The doctor nodded, facing Detective McGee. “The other injuries are consistent with what would have been caused by the hammer found at the scene. It’s unlikely that any other possible weapons recovered at the scene caused these blunt force injuries.”
“Must have been a lot of force?”
“Significant force indeed, but not for these,” the doctor said, signaling for an assistant to join them. Dr. Butterfield’s assistant pressed eight-by-ten photographs into his huge hands. They were pictures of the judge’s ass. “Someone was being spanked with a gavel. Presumably, by Dorian Jackson since he was found with the gavel in hand.”
The detectives looked at the judge’s rear end which was riddled with two-inch round circles with the initials “PW” in the center of them.

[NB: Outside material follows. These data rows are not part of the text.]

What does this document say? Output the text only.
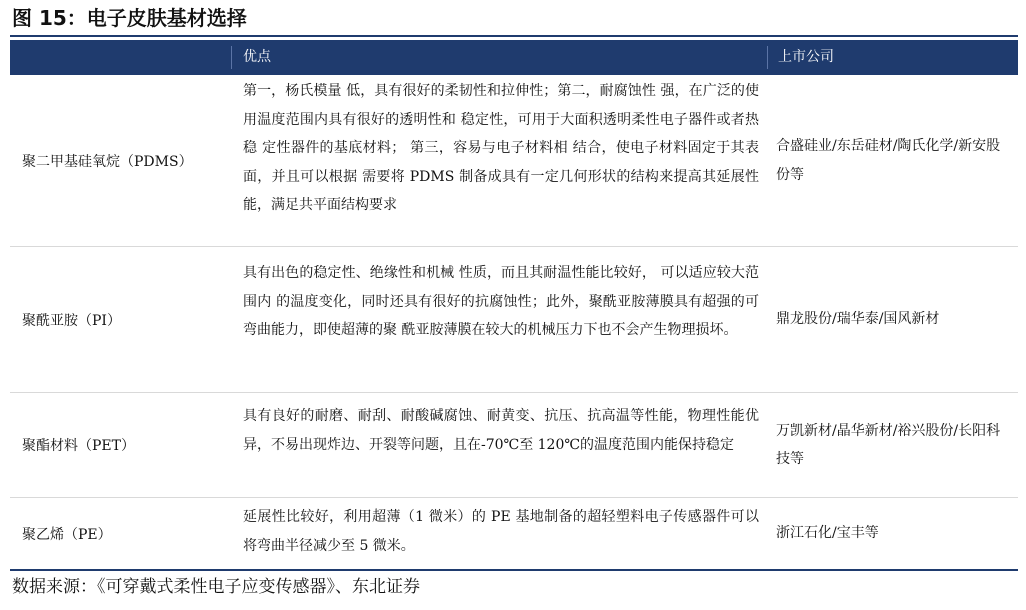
图 15：电子皮肤基材选择
优点	上市公司
聚二甲基硅氧烷（PDMS）
第一，杨氏模量 低，具有很好的柔韧性和拉伸性；第二，耐腐蚀性 强，在广泛的使用温度范围内具有很好的透明性和 稳定性，可用于大面积透明柔性电子器件或者热稳 定性器件的基底材料； 第三，容易与电子材料相 结合，使电子材料固定于其表面，并且可以根据 需要将 PDMS 制备成具有一定几何形状的结构来提高其延展性能，满足共平面结构要求
合盛硅业/东岳硅材/陶氏化学/新安股份等
聚酰亚胺（PI）
具有出色的稳定性、绝缘性和机械 性质，而且其耐温性能比较好， 可以适应较大范围内 的温度变化，同时还具有很好的抗腐蚀性；此外，聚酰亚胺薄膜具有超强的可弯曲能力，即使超薄的聚 酰亚胺薄膜在较大的机械压力下也不会产生物理损坏。
鼎龙股份/瑞华泰/国风新材
聚酯材料（PET）
具有良好的耐磨、耐刮、耐酸碱腐蚀、耐黄变、抗压、抗高温等性能，物理性能优异，不易出现炸边、开裂等问题，且在-70℃至 120℃的温度范围内能保持稳定
万凯新材/晶华新材/裕兴股份/长阳科技等
聚乙烯（PE）
延展性比较好，利用超薄（1 微米）的 PE 基地制备的超轻塑料电子传感器件可以将弯曲半径减少至 5 微米。
浙江石化/宝丰等
数据来源：《可穿戴式柔性电子应变传感器》、东北证券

“I’m thinking the perp walked in on a sexual fantasy being fulfilled,” Detective McGee said. “That’s why Dorian was in the robe. Perhaps that part wasn’t staged?”
“Hence, the seeming crime of passion that has taken place. I mean the killer had a gun, but killed them with a hammer,” Bald Eagle said.
“I’d say your guy is huge,” the doctor added.
Detective Bald Eagle reasoned that, “The judge was gay, the wife knew it, allowed it. Maybe they were just married because in the US certainly a Supreme Court judge cannot get divorced. That would require a reason and normally an immoral reason and God knows an immoral person cannot sit on the highest court. Perhaps this wasn’t a political kill. Or they were having a threesome. Or this all stagecraft.”
“To be or not to be,” the doctor said, smiling. He covered the corpse with a white sheet, and said, “All of this is off the record until I send you and the AUSA—who’s been begging for me to get this done—a copy of my completed findings.”
“AUSA?”
“Yes, the case has been assigned to Shai Brown. You didn’t know?”
“Yes,” Detective Bald Eagle said, lying.